Orang nomor satu di Riau itu menilai penerbitan izin tersebut bukan hanya melanggar prosedur, tetapi juga menimbulkan kegaduhan dan keresahan publik.

“Saya suruh periksa semua Dispar dan DPMPTSP kalau terbukti ada pelanggaran, semua pejabat yang terlibat akan diberi sanksi tegas,” ujar Gubernur Wahid dengan tegas, Sabtu (11/10) lalu.

Wahid juga bilang, dirinya tidak pernah menerima laporan resmi terkait rencana penerbitan izin tersebut.

“Penerbitan izin dilakukan tanpa berkoordinasi langsung dengan saya. Padahal, izin yang berpotensi menimbulkan polemik harus dikaji matang dan diverifikasi ulang di lapangan,” ucapnya.

Ia pun memerintahkan Inspektorat Daerah Riau untuk melakukan audit investigatif terhadap proses penerbitan rekomendasi dan izin yang dinilai menyimpang dari ketentuan.

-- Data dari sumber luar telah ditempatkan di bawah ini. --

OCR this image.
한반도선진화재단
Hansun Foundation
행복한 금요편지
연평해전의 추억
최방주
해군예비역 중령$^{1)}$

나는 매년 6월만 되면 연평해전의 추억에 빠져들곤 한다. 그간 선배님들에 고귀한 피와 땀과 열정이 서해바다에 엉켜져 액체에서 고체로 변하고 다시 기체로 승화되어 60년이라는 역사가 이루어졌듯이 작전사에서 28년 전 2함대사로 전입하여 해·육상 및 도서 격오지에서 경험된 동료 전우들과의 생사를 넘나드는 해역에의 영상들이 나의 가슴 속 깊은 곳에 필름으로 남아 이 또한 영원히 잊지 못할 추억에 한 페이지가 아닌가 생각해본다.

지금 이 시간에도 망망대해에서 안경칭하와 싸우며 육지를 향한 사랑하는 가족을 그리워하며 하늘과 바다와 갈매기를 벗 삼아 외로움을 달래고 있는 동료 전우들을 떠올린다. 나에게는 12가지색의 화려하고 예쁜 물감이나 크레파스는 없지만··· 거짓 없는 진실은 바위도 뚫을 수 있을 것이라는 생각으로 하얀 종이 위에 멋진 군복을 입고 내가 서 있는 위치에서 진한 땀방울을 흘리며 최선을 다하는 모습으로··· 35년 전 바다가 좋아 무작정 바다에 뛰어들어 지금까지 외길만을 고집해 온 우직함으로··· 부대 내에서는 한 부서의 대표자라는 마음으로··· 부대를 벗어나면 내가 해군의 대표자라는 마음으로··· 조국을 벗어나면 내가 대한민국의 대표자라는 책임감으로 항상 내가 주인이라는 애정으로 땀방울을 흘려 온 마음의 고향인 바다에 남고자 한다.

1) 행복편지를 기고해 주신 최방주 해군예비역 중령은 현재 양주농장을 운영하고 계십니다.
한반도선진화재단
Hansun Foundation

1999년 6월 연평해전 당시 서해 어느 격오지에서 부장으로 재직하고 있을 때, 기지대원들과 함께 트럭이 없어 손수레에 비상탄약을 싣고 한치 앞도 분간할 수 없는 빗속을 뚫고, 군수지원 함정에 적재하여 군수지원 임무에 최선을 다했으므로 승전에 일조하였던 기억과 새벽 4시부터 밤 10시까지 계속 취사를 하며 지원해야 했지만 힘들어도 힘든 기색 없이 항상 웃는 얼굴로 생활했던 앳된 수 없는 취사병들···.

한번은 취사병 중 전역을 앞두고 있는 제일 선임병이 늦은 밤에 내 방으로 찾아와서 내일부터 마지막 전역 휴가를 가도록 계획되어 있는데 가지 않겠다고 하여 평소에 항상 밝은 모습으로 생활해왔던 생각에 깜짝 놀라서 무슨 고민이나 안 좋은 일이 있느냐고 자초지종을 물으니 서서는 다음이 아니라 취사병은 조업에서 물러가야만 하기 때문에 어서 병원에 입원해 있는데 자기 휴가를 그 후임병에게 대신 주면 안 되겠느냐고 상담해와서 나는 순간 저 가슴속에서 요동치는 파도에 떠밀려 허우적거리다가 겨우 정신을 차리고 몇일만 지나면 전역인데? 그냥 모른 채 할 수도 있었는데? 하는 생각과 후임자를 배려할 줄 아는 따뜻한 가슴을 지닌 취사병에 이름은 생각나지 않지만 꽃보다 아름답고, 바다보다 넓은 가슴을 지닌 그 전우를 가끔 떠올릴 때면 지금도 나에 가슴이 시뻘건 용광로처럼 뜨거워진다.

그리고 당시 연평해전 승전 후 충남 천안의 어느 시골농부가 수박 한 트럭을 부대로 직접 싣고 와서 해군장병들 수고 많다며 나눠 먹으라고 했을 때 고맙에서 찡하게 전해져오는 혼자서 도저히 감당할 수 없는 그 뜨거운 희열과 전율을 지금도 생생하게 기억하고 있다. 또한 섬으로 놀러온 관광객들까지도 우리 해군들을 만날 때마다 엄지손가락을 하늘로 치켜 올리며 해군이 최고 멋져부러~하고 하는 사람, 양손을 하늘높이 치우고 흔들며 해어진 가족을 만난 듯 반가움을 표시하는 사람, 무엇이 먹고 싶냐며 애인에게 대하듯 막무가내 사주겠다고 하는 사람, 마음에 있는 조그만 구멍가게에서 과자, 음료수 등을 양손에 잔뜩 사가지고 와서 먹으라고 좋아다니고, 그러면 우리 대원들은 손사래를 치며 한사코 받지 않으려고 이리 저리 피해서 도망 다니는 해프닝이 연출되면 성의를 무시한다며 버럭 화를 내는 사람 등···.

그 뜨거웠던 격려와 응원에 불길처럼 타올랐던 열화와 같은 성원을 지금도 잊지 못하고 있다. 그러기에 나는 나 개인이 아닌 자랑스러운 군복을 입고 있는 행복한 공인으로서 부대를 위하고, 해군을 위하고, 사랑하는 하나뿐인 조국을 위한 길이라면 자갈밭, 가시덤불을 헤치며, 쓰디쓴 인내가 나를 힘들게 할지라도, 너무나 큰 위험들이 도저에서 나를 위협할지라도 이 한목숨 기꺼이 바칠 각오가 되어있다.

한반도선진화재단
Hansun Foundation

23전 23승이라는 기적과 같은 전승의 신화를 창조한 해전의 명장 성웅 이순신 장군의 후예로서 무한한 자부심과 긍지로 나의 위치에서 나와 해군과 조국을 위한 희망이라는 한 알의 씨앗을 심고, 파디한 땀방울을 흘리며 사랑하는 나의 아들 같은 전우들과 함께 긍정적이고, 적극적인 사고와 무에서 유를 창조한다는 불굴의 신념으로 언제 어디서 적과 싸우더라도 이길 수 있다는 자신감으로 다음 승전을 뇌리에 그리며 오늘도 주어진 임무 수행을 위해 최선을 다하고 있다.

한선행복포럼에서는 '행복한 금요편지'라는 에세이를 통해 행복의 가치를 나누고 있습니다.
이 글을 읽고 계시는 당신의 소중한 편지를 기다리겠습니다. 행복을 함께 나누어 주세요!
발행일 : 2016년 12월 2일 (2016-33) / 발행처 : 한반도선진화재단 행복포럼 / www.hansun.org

Instruksi audit tersebut menjadi sinyal bahwa Pemprov Riau tidak akan menoleransi praktik penyalahgunaan kewenangan di tubuh birokrasi.

“Saya minta Inspektorat Daerah melakukan pemeriksaan khusus. Jika ada indikasi pelanggaran, maka sanksi harus dijatuhkan sesuai aturan,” tegas Gubernur Wahid.

Berdasarkan surat resmi yang ditandatangani Plt Kepala DPMPTSP Riau, pencabutan izin HW Live House dilakukan dengan dasar berita acara pengawasan serta hasil pemeriksaan lapangan yang menyimpulkan adanya pelanggaran administratif dan teknis.

Dengan demikian, sertifikat standar usaha yang menjadi dasar legalitas operasional dinyatakan tidak berlaku lagi.

Pencabutan ini mengacu pada Peraturan Pemerintah Nomor 5 Tahun 2021 tentang Penyelenggaraan Perizinan Berusaha Berbasis Risiko, serta Peraturan BKPM Nomor 5 Tahun 2021 tentang Pedoman dan Tata Cara Pengawasan Perizinan Berusaha Berbasis Risiko.

Berdasarkan regulasi tersebut, pelaku usaha yang terbukti melanggar ketentuan dapat dijatuhi sanksi administratif paling berat berupa pencabutan izin berusaha.